Poem 51 ± July 25, 2015

C. Cleo Creech
Fucking the Deaf

There was that year going
to Birmingham for NIH drug studies,
driving over each Sunday afternoon
for Monday mornings full of
fluorescent lit waiting rooms,
steel stethoscopes, finding veins.
Then the long drive back to Atlanta,
careful to remove any dry-blood
band-aided cotton balls.
There was that little bar
down the street from my hotel,
that cute little deaf boy—
where even without sign language
we seemed to more than manage.
He could read lips, read my body, and really
what was there to say.
I never lied to him.
But sometimes there were late night phone calls
where I’d turn my back, raise my finger
calling time out, my body suddenly
rigid and tense.

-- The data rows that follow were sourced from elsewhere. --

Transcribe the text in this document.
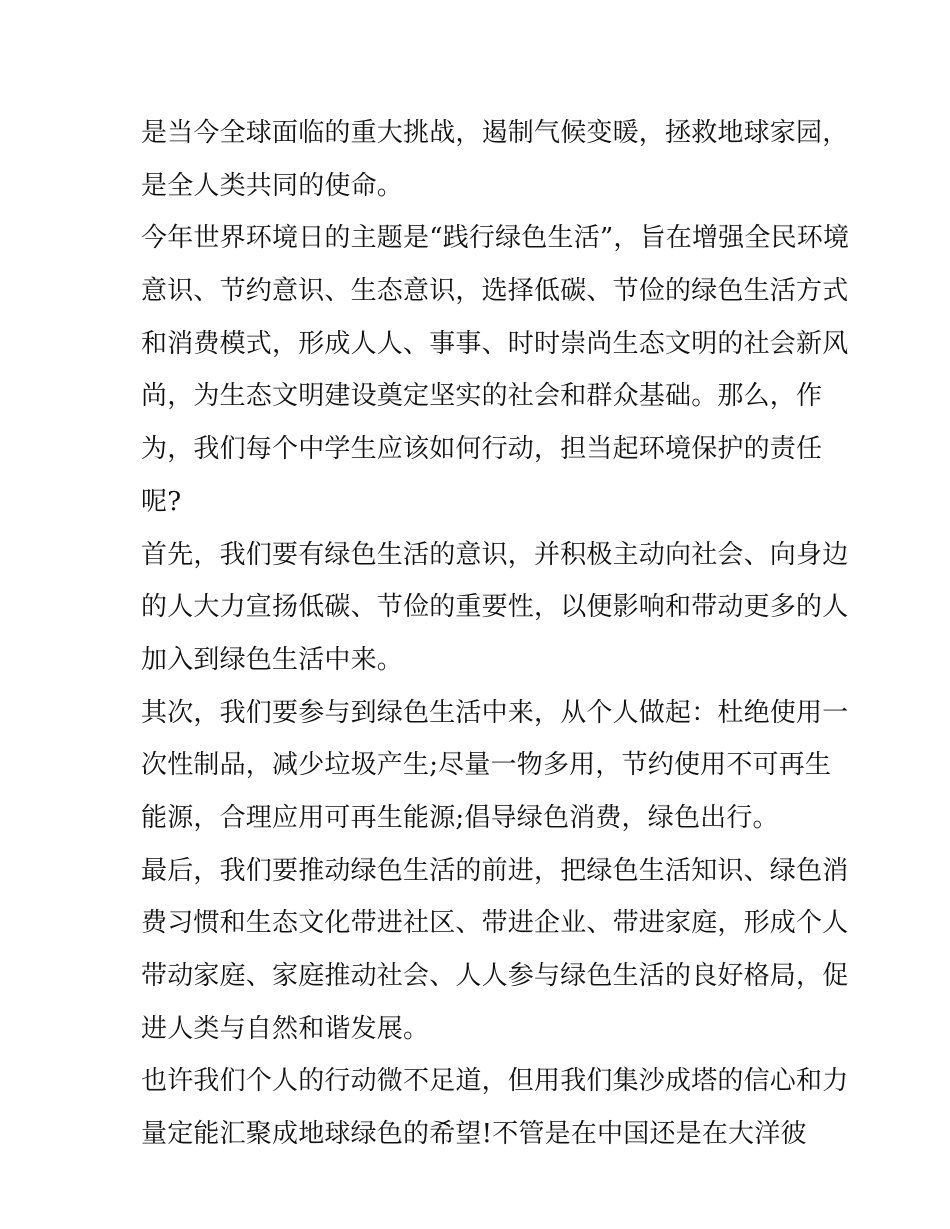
是当今全球面临的重大挑战，遏制气候变暖，拯救地球家园，
是全人类共同的使命。
今年世界环境日的主题是“践行绿色生活”，旨在增强全民环境
意识、节约意识、生态意识，选择低碳、节俭的绿色生活方式
和消费模式，形成人人、事事、时时崇尚生态文明的社会新风
尚，为生态文明建设奠定坚实的社会和群众基础。那么，作
为，我们每个中学生应该如何行动，担当起环境保护的责任
呢?
首先，我们要有绿色生活的意识，并积极主动向社会、向身边
的人大力宣扬低碳、节俭的重要性，以便影响和带动更多的人
加入到绿色生活中来。
其次，我们要参与到绿色生活中来，从个人做起：杜绝使用一
次性制品，减少垃圾产生;尽量一物多用，节约使用不可再生
能源，合理应用可再生能源;倡导绿色消费，绿色出行。
最后，我们要推动绿色生活的前进，把绿色生活知识、绿色消
费习惯和生态文化带进社区、带进企业、带进家庭，形成个人
带动家庭、家庭推动社会、人人参与绿色生活的良好格局，促
进人类与自然和谐发展。
也许我们个人的行动微不足道，但用我们集沙成塔的信心和力
量定能汇聚成地球绿色的希望!不管是在中国还是在大洋彼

Calls
from another country
land of too much talking
to this hotel room island nation
where I made love to this deaf boy
no questions, no answers
lips only for long kisses
bodies bathed in sweat and silence.

c-cleo-creechC. Cleo Creech is the author of art/chapbooks including Dendrochronology, Flying Monkeys, and Phoenix Feathers. His poems have appeared in Glitterwolf Magazine and in the anthology The Queer South: LGBTQ Writers on the American South (Sibling Rivalry, 2014), edited by Douglas Ray. In 2012, his anti-bullying poem, “The Peace of Gentle Waves,” became the text fore a choral work composed by Dean Rishel and performed in concert by the Greater South Jersey Chorus. His current poetry project is a daily pic/poem feed on Instagram @creech444. A North Carolina native, Cleo was raised on a tobacco farm deep in the Bible Belt and now lives in Atlanta, GA with his husband Michael.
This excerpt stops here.